Grzegorz Schetyna stracił prawo jazdy i dostał maksymalny mandat

Grzegorz Schetyna przekroczył w terenie zabudowanym prędkość o 73 km/h, co oznacza, że jechał z prędkością 123 km/h. Były przewodniczący PO przyjął mandat 2,5 tys. zł (to maksymalna kara z nowego taryfikatora), a na jego konto trafiło 10 punktów karnych.

Gdyby polityk tak drastycznie przekroczył prędkość 17 września 2022 roku, wówczas na jego konto trafiłoby 15 punktów karnych. Do tego w ciągu dwóch lat za podobne wykroczenie w recydywie groziłby mu mandat 5 tys. zł.

Co nie zmienia faktu, że swoim wyczynem za kierownicą Grzegorz Schetyna okazał się "lepszy" od Donalda Tuska.

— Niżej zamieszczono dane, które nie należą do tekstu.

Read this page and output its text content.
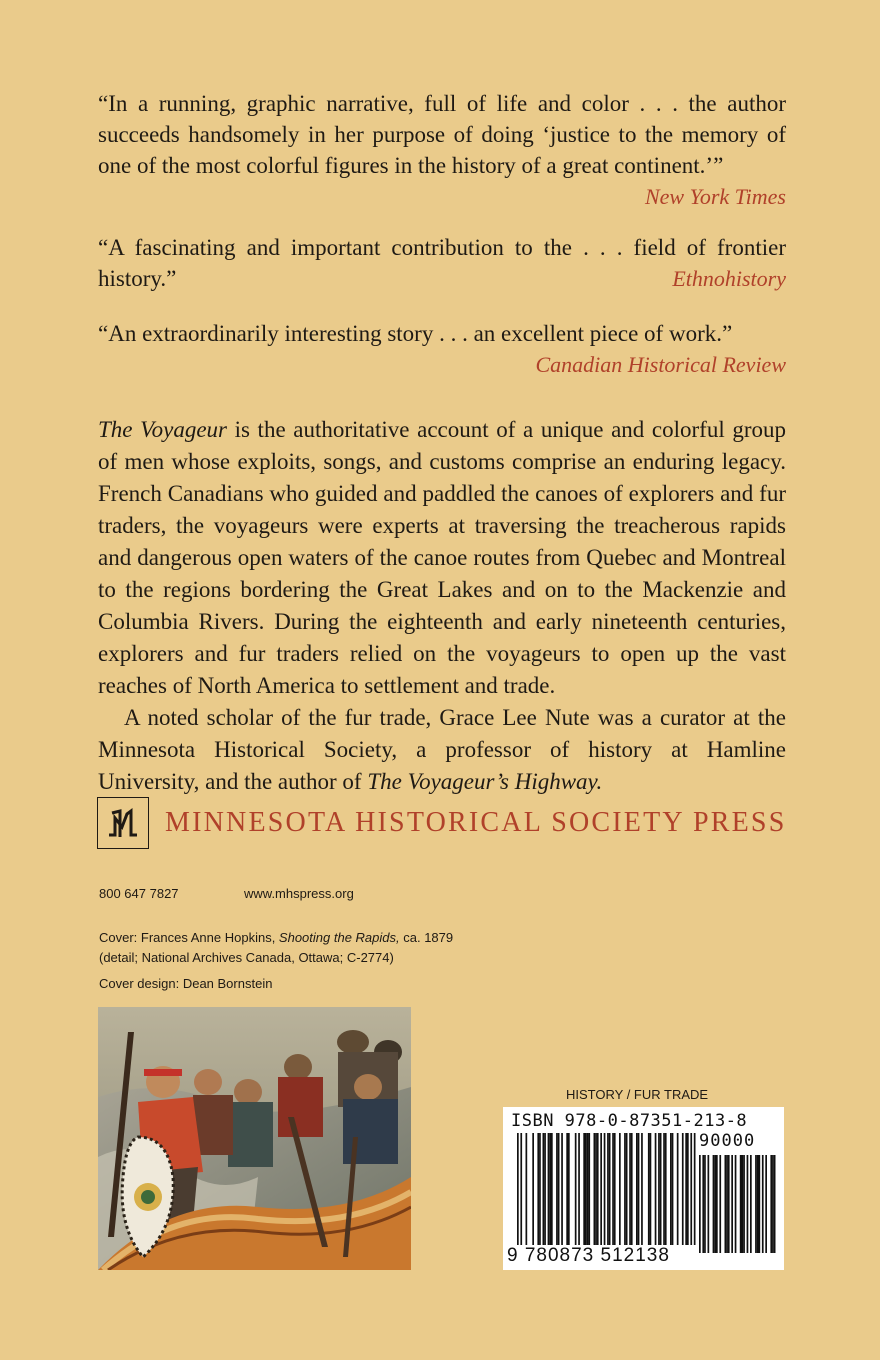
“In a running, graphic narrative, full of life and color . . . the author succeeds handsomely in her purpose of doing ‘justice to the memory of one of the most colorful figures in the history of a great continent.’”

New York Times

“A fascinating and important contribution to the . . . field of frontier history.”	Ethnohistory

“An extraordinarily interesting story . . . an excellent piece of work.”

Canadian Historical Review

The Voyageur is the authoritative account of a unique and colorful group of men whose exploits, songs, and customs comprise an enduring legacy. French Canadians who guided and paddled the canoes of explorers and fur traders, the voyageurs were experts at traversing the treacherous rapids and dangerous open waters of the canoe routes from Quebec and Montreal to the regions bordering the Great Lakes and on to the Mackenzie and Columbia Rivers. During the eighteenth and early nineteenth centuries, explorers and fur traders relied on the voyageurs to open up the vast reaches of North America to settlement and trade.

A noted scholar of the fur trade, Grace Lee Nute was a curator at the Minnesota Historical Society, a professor of history at Hamline University, and the author of The Voyageur’s Highway.

MINNESOTA HISTORICAL SOCIETY PRESS
800 647 7827	www.mhspress.org
Cover: Frances Anne Hopkins, Shooting the Rapids, ca. 1879
(detail; National Archives Canada, Ottawa; C-2774)
Cover design: Dean Bornstein
HISTORY / FUR TRADE
ISBN 978-0-87351-213-8
90000
9 780873 512138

Grzegorz Schetyna szybszy niż Donald Tusk

Przypominamy, że obecny szef PO w listopadzie 2021 roku w miejscowości Wiśniewo koło Mławy za kierownicą Skody jechał 107 km/h, czyli o 57 km/h więcej w terenie zabudowanym niż pozwalają przepisy. Funkcjonariusze ukarali go mandatem 500 zł i zatrzymali prawo jazdy na 3 miesiące. Jak lider PO odniósł się wówczas zdarzenia?

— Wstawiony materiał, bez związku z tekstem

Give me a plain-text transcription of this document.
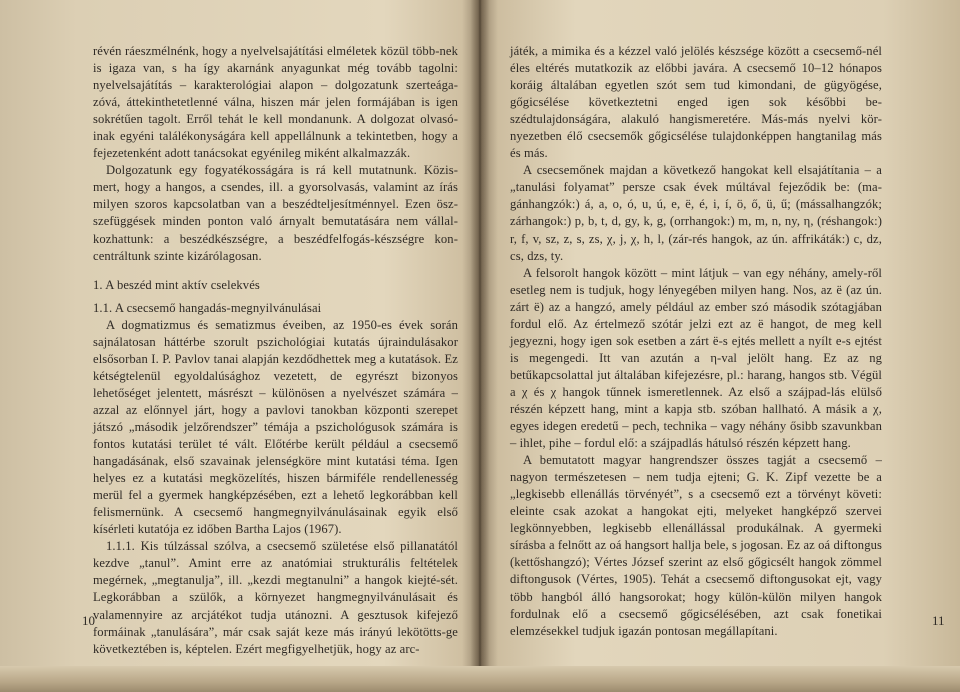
révén ráeszmélnénk, hogy a nyelvelsajátítási elméletek közül több-nek is igaza van, s ha így akarnánk anyagunkat még tovább tagolni: nyelvelsajátítás – karakterológiai alapon – dolgozatunk szerteága-zóvá, áttekinthetetlenné válna, hiszen már jelen formájában is igen sokrétűen tagolt. Erről tehát le kell mondanunk. A dolgozat olvasó-inak egyéni találékonyságára kell appellálnunk a tekintetben, hogy a fejezetenként adott tanácsokat egyénileg miként alkalmazzák.

Dolgozatunk egy fogyatékosságára is rá kell mutatnunk. Közis-mert, hogy a hangos, a csendes, ill. a gyorsolvasás, valamint az írás milyen szoros kapcsolatban van a beszédteljesítménnyel. Ezen ösz-szefüggések minden ponton való árnyalt bemutatására nem vállal-kozhattunk: a beszédkészségre, a beszédfelfogás-készségre kon-centráltunk szinte kizárólagosan.

1. A beszéd mint aktív cselekvés

1.1. A csecsemő hangadás-megnyilvánulásai

A dogmatizmus és sematizmus éveiben, az 1950-es évek során sajnálatosan háttérbe szorult pszichológiai kutatás újraindulásakor elsősorban I. P. Pavlov tanai alapján kezdődhettek meg a kutatások. Ez kétségtelenül egyoldalúsághoz vezetett, de egyrészt bizonyos lehetőséget jelentett, másrészt – különösen a nyelvészet számára – azzal az előnnyel járt, hogy a pavlovi tanokban központi szerepet játszó „második jelzőrendszer” témája a pszichológusok számára is fontos kutatási terület té vált. Előtérbe került például a csecsemő hangadásának, első szavainak jelenségköre mint kutatási téma. Igen helyes ez a kutatási megközelítés, hiszen bármiféle rendellenesség merül fel a gyermek hangképzésében, ezt a lehető legkorábban kell felismernünk. A csecsemő hangmegnyilvánulásainak egyik első kísérleti kutatója ez időben Bartha Lajos (1967).

1.1.1. Kis túlzással szólva, a csecsemő születése első pillanatától kezdve „tanul”. Amint erre az anatómiai strukturális feltételek megérnek, „megtanulja”, ill. „kezdi megtanulni” a hangok kiejté-sét. Legkorábban a szülők, a környezet hangmegnyilvánulásait és valamennyire az arcjátékot tudja utánozni. A gesztusok kifejező formáinak „tanulására”, már csak saját keze más irányú lekötötts-ge következtében is, képtelen. Ezért megfigyelhetjük, hogy az arc-

10

játék, a mimika és a kézzel való jelölés készsége között a csecsemő-nél éles eltérés mutatkozik az előbbi javára. A csecsemő 10–12 hónapos koráig általában egyetlen szót sem tud kimondani, de gügyögése, gőgicsélése következtetni enged igen sok későbbi be-szédtulajdonságára, alakuló hangismeretére. Más-más nyelvi kör-nyezetben élő csecsemők gőgicsélése tulajdonképpen hangtanilag más és más.

A csecsemőnek majdan a következő hangokat kell elsajátítania – a „tanulási folyamat” persze csak évek múltával fejeződik be: (ma-gánhangzók:) á, a, o, ó, u, ú, e, ë, é, i, í, ö, ő, ü, ű; (mássalhangzók; zárhangok:) p, b, t, d, gy, k, g, (orrhangok:) m, m, n, ny, η, (réshangok:) r, f, v, sz, z, s, zs, χ, j, χ, h, l, (zár-rés hangok, az ún. affrikáták:) c, dz, cs, dzs, ty.

A felsorolt hangok között – mint látjuk – van egy néhány, amely-ről esetleg nem is tudjuk, hogy lényegében milyen hang. Nos, az ë (az ún. zárt ë) az a hangzó, amely például az ember szó második szótagjában fordul elő. Az értelmező szótár jelzi ezt az ë hangot, de meg kell jegyezni, hogy igen sok esetben a zárt ë-s ejtés mellett a nyílt e-s ejtést is megengedi. Itt van azután a η-val jelölt hang. Ez az ng betűkapcsolattal jut általában kifejezésre, pl.: harang, hangos stb. Végül a χ és χ hangok tűnnek ismeretlennek. Az első a szájpad-lás elülső részén képzett hang, mint a kapja stb. szóban hallható. A másik a χ, egyes idegen eredetű – pech, technika – vagy néhány ősibb szavunkban – ihlet, pihe – fordul elő: a szájpadlás hátulsó részén képzett hang.

A bemutatott magyar hangrendszer összes tagját a csecsemő – nagyon természetesen – nem tudja ejteni; G. K. Zipf vezette be a „legkisebb ellenállás törvényét”, s a csecsemő ezt a törvényt követi: eleinte csak azokat a hangokat ejti, melyeket hangképző szervei legkönnyebben, legkisebb ellenállással produkálnak. A gyermeki sírásba a felnőtt az oá hangsort hallja bele, s jogosan. Ez az oá diftongus (kettőshangzó); Vértes József szerint az első gőgicsélt hangok zömmel diftongusok (Vértes, 1905). Tehát a csecsemő diftongusokat ejt, vagy több hangból álló hangsorokat; hogy külön-külön milyen hangok fordulnak elő a csecsemő gőgicsélésében, azt csak fonetikai elemzésekkel tudjuk igazán pontosan megállapítani.

11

– Jest przekroczenie przepisu drogowego, jest kara zatrzymania prawa jazdy na 3 miesiące plus 10 punktów i mandat. Adekwatna. Przyjąłem ją bez dyskusji – stwierdził wtedy Donald Tusk.

Donald Tusk do Kaczyńskiego: Jarku, uważaj, proszę...

Donald Tusk w lipcu 2022 roku odniósł się też do szalonej jazdy limuzyny Jarosława Kaczyńskiego, który spieszył się wówczas do kościoła seminaryjnego na Krakowskim Przedmieściu. Kierowca prezesa PiS jechał wtedy Wisłostradą. Na niektórych odcinkach zmniejszono maksymalną prędkość do 50 km/h przez remont. Limuzyna z szefem PiS miała jechać tą trasą 90 km/h.

Jarku, uważaj, proszę, bo za coś takiego mogą ci prawo jazdy odebrać przestrzegał wtedy Donald Tusk.

Reklama

Prawo jazdy zatrzymane na 3 miesiące, czyli kara za 50 plus

Policja zatrzymuje prawo jazdy za przekroczenie prędkości o ponad 50 km/h w terenie zabudowanym od 2015 roku.

Co ciekawe, zwykle podczas specjalnych akcji drogówki "prawko" za jazdę w terenie zabudowanym z prędkością co najmniej 100 km/h (są odcinki z prędkością dopuszczalną 40 km/h, a wtedy przekroczenie 90 km/h) traci o 50 proc. więcej osób niż na co dzień.